Yes I do iniate very often. I am always telling him sexual stuff too. To the point that he said he didn't like it. So I stopped and the next day he got hurt because I stopped.

Before our seperation we both got somewhat sexually shy. He didn't give me oral and I didn't give him oral. I've told him that I want to give him oral. Because I have not done it in years, I am very shy about it. Its harder to make the move when he is saying he doesn't want sex. 

I'm trying to mostly focis on the positive changes. While we have not had sex since March 31st, he is very effecionate and sexually flirtatous. 

We are moving to a much warmer climate and he wants a house with a pool. I'm not sure how much he knows how much I want to have sex in a pool, I'm sure he has an idea though. A few years ago we had a sexual experence in the ocean. His idea for the ocean thing, I was the shy one...Now ever sicne he is the shy one...while I'm wanting to have sex in his car, which we have never done before.

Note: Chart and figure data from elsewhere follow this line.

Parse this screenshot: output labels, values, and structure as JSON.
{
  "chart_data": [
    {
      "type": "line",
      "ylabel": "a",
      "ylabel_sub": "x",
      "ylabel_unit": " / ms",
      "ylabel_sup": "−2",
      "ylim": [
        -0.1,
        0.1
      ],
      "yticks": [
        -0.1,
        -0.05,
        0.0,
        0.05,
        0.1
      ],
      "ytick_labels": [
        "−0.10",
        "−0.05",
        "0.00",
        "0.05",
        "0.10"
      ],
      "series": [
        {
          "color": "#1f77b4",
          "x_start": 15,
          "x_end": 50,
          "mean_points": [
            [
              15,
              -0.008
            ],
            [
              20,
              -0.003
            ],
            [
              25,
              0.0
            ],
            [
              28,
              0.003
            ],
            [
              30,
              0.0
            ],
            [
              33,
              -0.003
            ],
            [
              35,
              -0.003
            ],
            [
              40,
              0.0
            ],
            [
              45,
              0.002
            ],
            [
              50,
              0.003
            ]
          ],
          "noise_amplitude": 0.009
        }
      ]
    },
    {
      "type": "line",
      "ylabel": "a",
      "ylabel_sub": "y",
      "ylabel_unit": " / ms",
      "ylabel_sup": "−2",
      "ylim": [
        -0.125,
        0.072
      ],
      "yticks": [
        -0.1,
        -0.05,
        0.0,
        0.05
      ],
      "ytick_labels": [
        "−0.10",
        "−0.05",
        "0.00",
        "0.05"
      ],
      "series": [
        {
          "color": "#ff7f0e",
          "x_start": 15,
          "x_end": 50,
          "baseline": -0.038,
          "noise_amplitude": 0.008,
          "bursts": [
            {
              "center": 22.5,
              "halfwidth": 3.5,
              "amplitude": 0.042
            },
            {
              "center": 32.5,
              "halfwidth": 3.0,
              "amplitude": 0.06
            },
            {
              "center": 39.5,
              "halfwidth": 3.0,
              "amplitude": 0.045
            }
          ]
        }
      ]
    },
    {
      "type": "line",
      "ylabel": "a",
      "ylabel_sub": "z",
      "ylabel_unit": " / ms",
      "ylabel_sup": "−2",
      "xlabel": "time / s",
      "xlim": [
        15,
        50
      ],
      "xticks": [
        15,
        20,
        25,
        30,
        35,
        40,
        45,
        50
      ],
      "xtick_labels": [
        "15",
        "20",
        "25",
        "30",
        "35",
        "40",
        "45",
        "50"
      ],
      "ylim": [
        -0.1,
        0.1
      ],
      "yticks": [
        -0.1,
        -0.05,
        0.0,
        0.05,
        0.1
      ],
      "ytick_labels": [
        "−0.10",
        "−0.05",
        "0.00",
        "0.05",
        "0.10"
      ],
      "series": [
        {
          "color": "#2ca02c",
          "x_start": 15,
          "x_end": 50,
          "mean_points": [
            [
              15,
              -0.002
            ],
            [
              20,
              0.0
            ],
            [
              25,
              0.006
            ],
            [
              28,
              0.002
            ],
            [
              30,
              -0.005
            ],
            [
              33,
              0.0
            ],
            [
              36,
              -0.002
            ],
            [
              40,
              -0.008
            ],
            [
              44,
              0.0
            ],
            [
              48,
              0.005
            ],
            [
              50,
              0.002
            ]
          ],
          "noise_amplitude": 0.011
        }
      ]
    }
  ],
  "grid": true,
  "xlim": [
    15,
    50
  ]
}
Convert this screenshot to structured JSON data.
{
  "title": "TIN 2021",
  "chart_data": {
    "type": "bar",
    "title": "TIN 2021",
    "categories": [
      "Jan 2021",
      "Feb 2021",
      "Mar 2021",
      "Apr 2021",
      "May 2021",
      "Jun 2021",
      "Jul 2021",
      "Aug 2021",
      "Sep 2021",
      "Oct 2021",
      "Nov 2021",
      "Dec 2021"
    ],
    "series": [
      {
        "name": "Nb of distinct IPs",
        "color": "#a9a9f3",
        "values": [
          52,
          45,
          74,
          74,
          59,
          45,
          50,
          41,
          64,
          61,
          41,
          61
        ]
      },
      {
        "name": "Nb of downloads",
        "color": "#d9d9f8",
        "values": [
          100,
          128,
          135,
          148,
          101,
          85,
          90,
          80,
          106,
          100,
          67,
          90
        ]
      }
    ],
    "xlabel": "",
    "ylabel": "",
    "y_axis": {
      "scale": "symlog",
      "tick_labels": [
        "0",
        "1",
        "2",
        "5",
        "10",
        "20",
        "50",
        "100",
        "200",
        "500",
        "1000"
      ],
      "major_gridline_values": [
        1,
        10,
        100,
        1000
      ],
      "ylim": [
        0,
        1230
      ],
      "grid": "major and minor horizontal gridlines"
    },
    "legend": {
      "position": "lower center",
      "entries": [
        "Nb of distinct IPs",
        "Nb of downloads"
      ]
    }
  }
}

Sorry if this thread changed a little from the original subject...I just can't wait to get over this really big life changing hurdle so that we can contiue gettign more comfortable with eachother than we were befroe our seperation and I can try out all my fantasies.

recently he said "what's up with you lately? You've been acting like a dog in heat lately"


----------



## bigtone128 (May 1, 2012)

I am a former spouse who's wife cheated on him because she felt disconnected to me - truth is we were married for a long time and I felt extremely loyal to my wife so I did not want to share all my crap on her because I felt it was my crap and she didnt want to or need to hear it. I thought I would work through it and then tell her aferwards what I was going through. I felt inadequate as a husband, inadequate as a father, felt nothing in my life ever worked out, etc....these are tough things to work through..then all I felt was her disappointment which only intensified these feelings...then one day I drove her to work and she said she was going to start going out with people from work..I know now that she decided she was going to pursue an affair....I know she felt alienated like you and I regret not telling her what was feeling because I truly loved her..but once the affair happened it as over...my points are these...

1) it may look like he doesnt care - but deep inside may care deeply about you.

2) Be careful about opening the affair box - because it has irrevokable consequences and might permanently end your relationship. It did ours. Any chance of us getting back together ended with her affair.


----------